ERBIL, Kurdistan Region (Kurdistan 24) – Clashes and sectarian disputes among tribes in Iraq’s southern region are threatening security at oil installations, officials and security sources said.
The deployment of Iraqi security forces in the north and west of the country has created a void in the southern oil producing region where a sectarian conflict between Shia and Sunni tribes is on the rise.
The disputes are over farmland, state construction contracts, and land ownership, according to security sources.
The increased violence risks undermining the Iraqi government’s plans to attract new investment to the oil and gas sector in an aim to recover its economy since the war with the Islamic State (IS) began in 2014.

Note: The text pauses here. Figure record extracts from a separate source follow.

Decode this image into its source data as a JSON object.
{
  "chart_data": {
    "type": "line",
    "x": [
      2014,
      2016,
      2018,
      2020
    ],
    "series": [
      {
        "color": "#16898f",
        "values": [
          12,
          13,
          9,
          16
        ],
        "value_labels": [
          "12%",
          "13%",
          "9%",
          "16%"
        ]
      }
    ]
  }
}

Officials have highlighted the importance of stability in Basra, the main southern city home to Iraq’s largest oilfields where exports account for over 95 percent of government revenues.
Ali Shaddad, the head of the oil and gas committee in Basra’s provincial council, said recent fighting by tribes with mortars and machine guns had come close to key oil installations in the west and north of the city.

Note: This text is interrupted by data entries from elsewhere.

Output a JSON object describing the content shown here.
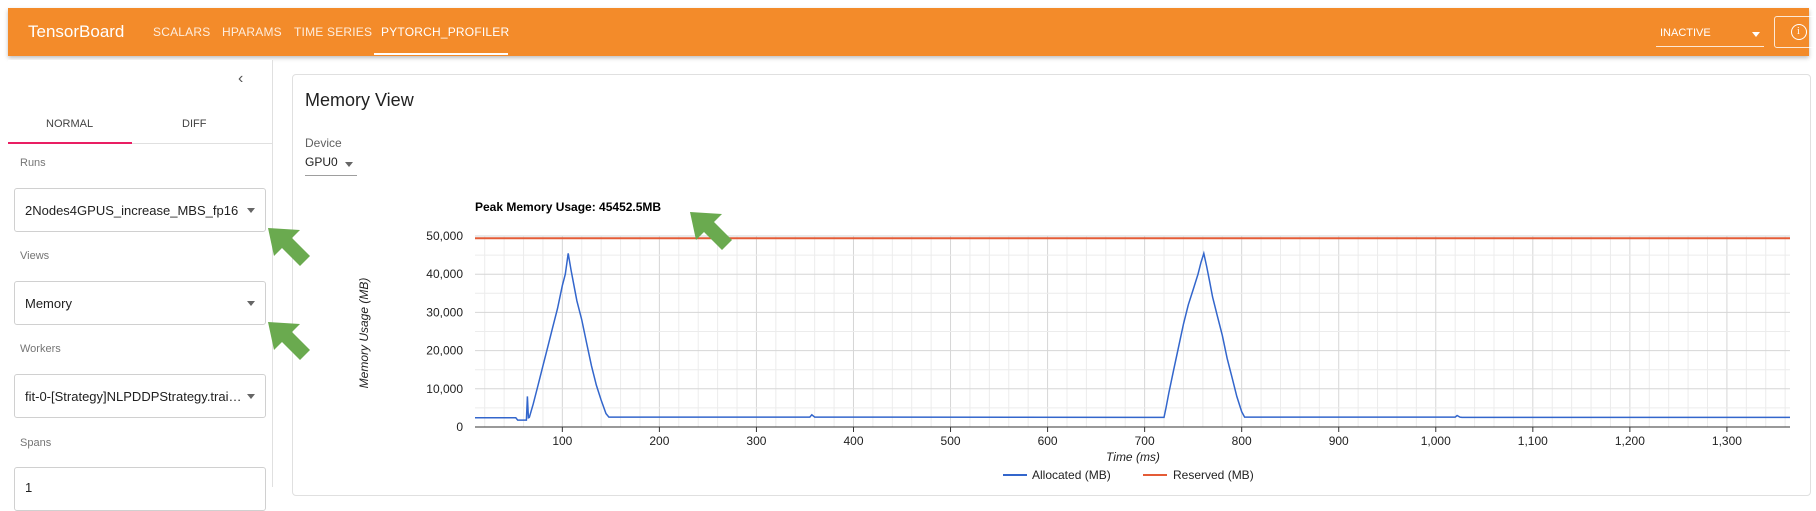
{
  "app": {
    "brand": "TensorBoard",
    "nav_tabs": [
      "SCALARS",
      "HPARAMS",
      "TIME SERIES",
      "PYTORCH_PROFILER"
    ],
    "active_tab": "PYTORCH_PROFILER",
    "status": "INACTIVE",
    "accent_color": "#f38b2a"
  },
  "sidebar": {
    "tabs": [
      "NORMAL",
      "DIFF"
    ],
    "active_tab": "NORMAL",
    "runs_label": "Runs",
    "runs_value": "2Nodes4GPUS_increase_MBS_fp16",
    "views_label": "Views",
    "views_value": "Memory",
    "workers_label": "Workers",
    "workers_value": "fit-0-[Strategy]NLPDDPStrategy.trai…",
    "spans_label": "Spans",
    "spans_value": "1"
  },
  "main": {
    "title": "Memory View",
    "device_label": "Device",
    "device_value": "GPU0"
  },
  "chart_data": {
    "type": "line",
    "title": "Peak Memory Usage: 45452.5MB",
    "xlabel": "Time (ms)",
    "ylabel": "Memory Usage (MB)",
    "xlim": [
      10,
      1365
    ],
    "ylim": [
      0,
      50000
    ],
    "x_ticks": [
      "100",
      "200",
      "300",
      "400",
      "500",
      "600",
      "700",
      "800",
      "900",
      "1,000",
      "1,100",
      "1,200",
      "1,300"
    ],
    "y_ticks": [
      "0",
      "10,000",
      "20,000",
      "30,000",
      "40,000",
      "50,000"
    ],
    "grid": true,
    "legend_position": "bottom",
    "series": [
      {
        "name": "Allocated (MB)",
        "color": "#3366cc",
        "x": [
          10,
          52,
          54,
          63,
          64,
          65,
          66,
          70,
          75,
          80,
          85,
          90,
          95,
          100,
          103,
          106,
          109,
          112,
          115,
          120,
          125,
          130,
          135,
          140,
          145,
          148,
          150,
          355,
          357,
          360,
          362,
          720,
          722,
          725,
          730,
          735,
          740,
          745,
          750,
          755,
          758,
          761,
          764,
          767,
          770,
          775,
          780,
          785,
          790,
          795,
          800,
          803,
          1020,
          1022,
          1025,
          1027,
          1365
        ],
        "y": [
          2400,
          2400,
          1800,
          1800,
          8000,
          2400,
          2500,
          6000,
          11000,
          16000,
          21000,
          26000,
          31000,
          37000,
          40000,
          45452,
          41000,
          37000,
          33000,
          28000,
          22000,
          16000,
          11000,
          7000,
          3500,
          2600,
          2600,
          2600,
          3200,
          2600,
          2600,
          2500,
          5000,
          9000,
          15000,
          21000,
          27000,
          32000,
          36000,
          40000,
          43000,
          45452,
          42000,
          38000,
          34000,
          29000,
          24000,
          18000,
          13000,
          8000,
          4000,
          2600,
          2600,
          3000,
          2600,
          2500,
          2500
        ]
      },
      {
        "name": "Reserved (MB)",
        "color": "#e45b36",
        "x": [
          10,
          1365
        ],
        "y": [
          49400,
          49400
        ]
      }
    ]
  }
}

“Tribal feuds have been exacerbating recently, and such a negative development could threaten the operations of the foreign energy companies,” he said.
Meanwhile, state-run South Oil Co. (SOC) said oil workers and foreign contractors have refused to continue working due to the violence.
“Tribal fighting near oilfields sites is definitely affecting the energy operations and sending a negative message to foreign oil firms,” Abdullah al-Faris, a media manager at SOC, said.
Monitoring security in the southern parts of Iraq has become difficult as forces are focusing on defeating IS, according to Army Lieutenant Colonel Salah Kareem.
“We need larger forces to control rural areas and restrain lawless tribes in the south,” Kareem said. “This is a difficult job for now as most troops are busy with fighting [IS].”
Security forces have failed to disarm tribesman who had seized large supplies of light and heavy weapons from Saddam Hussein’s army following the collapse of the regime in 2003.